Being a pragmatist, dad thought about having me baptised, but he knew he could not go along with the idea that I should be brought up in the religious belief of the Presbyterian church. He went to see the minister and asked if he would be able to modify the service so that all reference to God was eliminated, (however he always accepted the sentiments of a young person being raised as a caring compassionate person). In 1949 this was an impossible idea, so dad dropped the whole plan.

I can remember when my dear sister came on the scene. Dad loved her dearly, he was very pleased that Suzanne and I got on so well together – and still do. This was a very important part of his family thinking, people getting on well with each other and giving total support. I remember being taught this from a very early age.

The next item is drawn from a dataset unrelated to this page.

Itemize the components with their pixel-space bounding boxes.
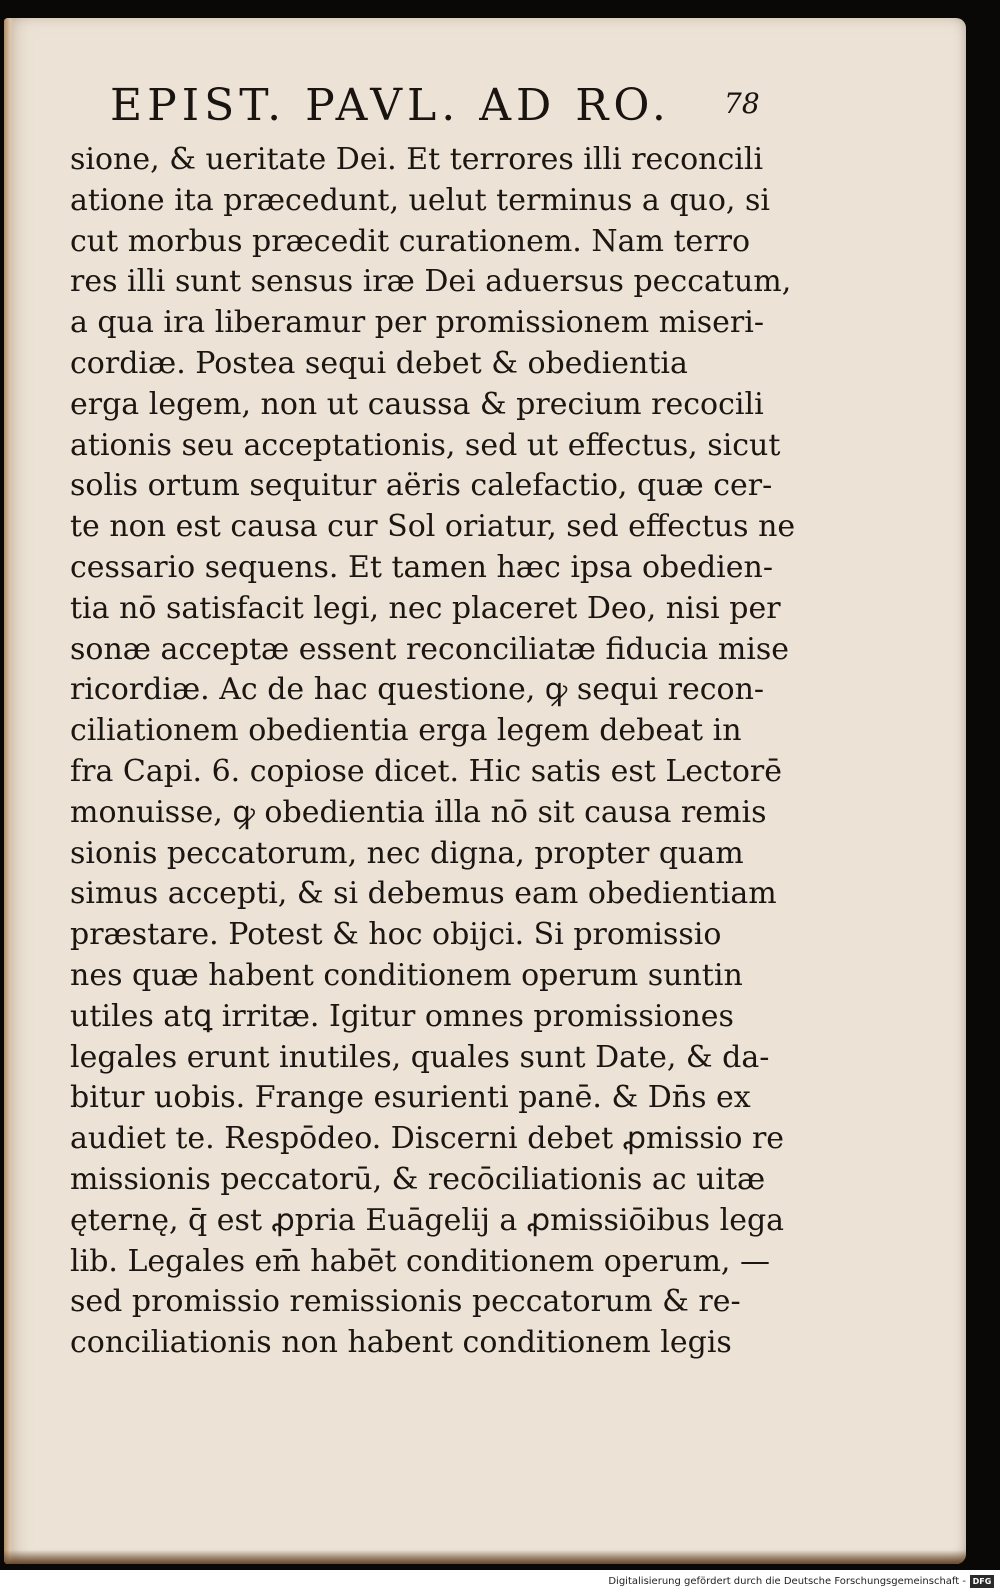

I had my jobs to do at home from when I was quite young. This included keeping the hedge in front of the property trim and later the large macracarpa hedge along the south side of the property. We use to build “nesting” places in the hedge. On a few occasions we would hide in there, so that dad had to find us to come in for our evening meal. We would remain silent and dad would go along with the game, but he always knew where we were. We couldn’t fool him!

I do remember being on a strict vegetarian diet until I was 5 years old. This was my mother’s idea to overcome the asthma that I had from birth. I don’t think that dad really believed that this would work, but being dad he always kept an open mind and supported mum’s idea. Incidentally it seems as if it might have had a positive affect, I have not had asthma since.

Same thing when I was a competitive swimmer and in order to increase my size and strength mum organized for me to go to Tom Bolton’s private gym. This was always around 5.0 pm so poor old dad had to do a lot of extra running around after work to pick me up to get home. He always did it with good grace and total support.

I was a person who struggled at school. After the results of school certificate came out and it showed that I had failed. Instead of chastising me for not working hard enough (as that was the case), he simply said “If you would like to continue back at school, we will support you!” That was the greatest incentive and it stimulated me to work harder than ever. I finally got there and it was always with wonderful support from mum and dad. Nobody could ask for more.

I recall when in my first year at university I came home a bit drunk. I was creeping up the stairs when my mother called out. I though I would act as normal as possible so walked into my parant’s bedroom, turned on the light, shook them each by the hand and said good night. I turned and walked straight into the open door, almost knocking myself out. Dad got up help me into bed without a word and nothing was mentioned about the incident in the morning. I think he thought I had had punishment enough! All he had was a wry smile.

When I was training the runners I was coaching, we would spend two weeks out at Karitane (just north of Dunedin), over the Christmas – New year period. We got permission to mark out a training running track at Cherry Farm, this involved dad in calculating the length of the straits and the circumference of the curves for us so that we could scratch it out on the grass. Of course, when we were training, we needed a time keeping and who was that? Dad, of course. He never missed a day. This included taking us to the track meets on Boxing day January 2. He was always there for us, taking an interest in a sport he had never done, caring deeply about how the whole group ran - not just me. Those were great days.

Dad was a great anticipator. I remember a particular time at the funeral of my mother. We were waiting for the service to begin and I became very upset at seeing my mother’s coffin. Without looking at me dad, standing beside me, plunged his hand in his jacket pocket and pulled out a clean handkerchief, as if he knew that was exactly what would happen to me at the last minute before the service began.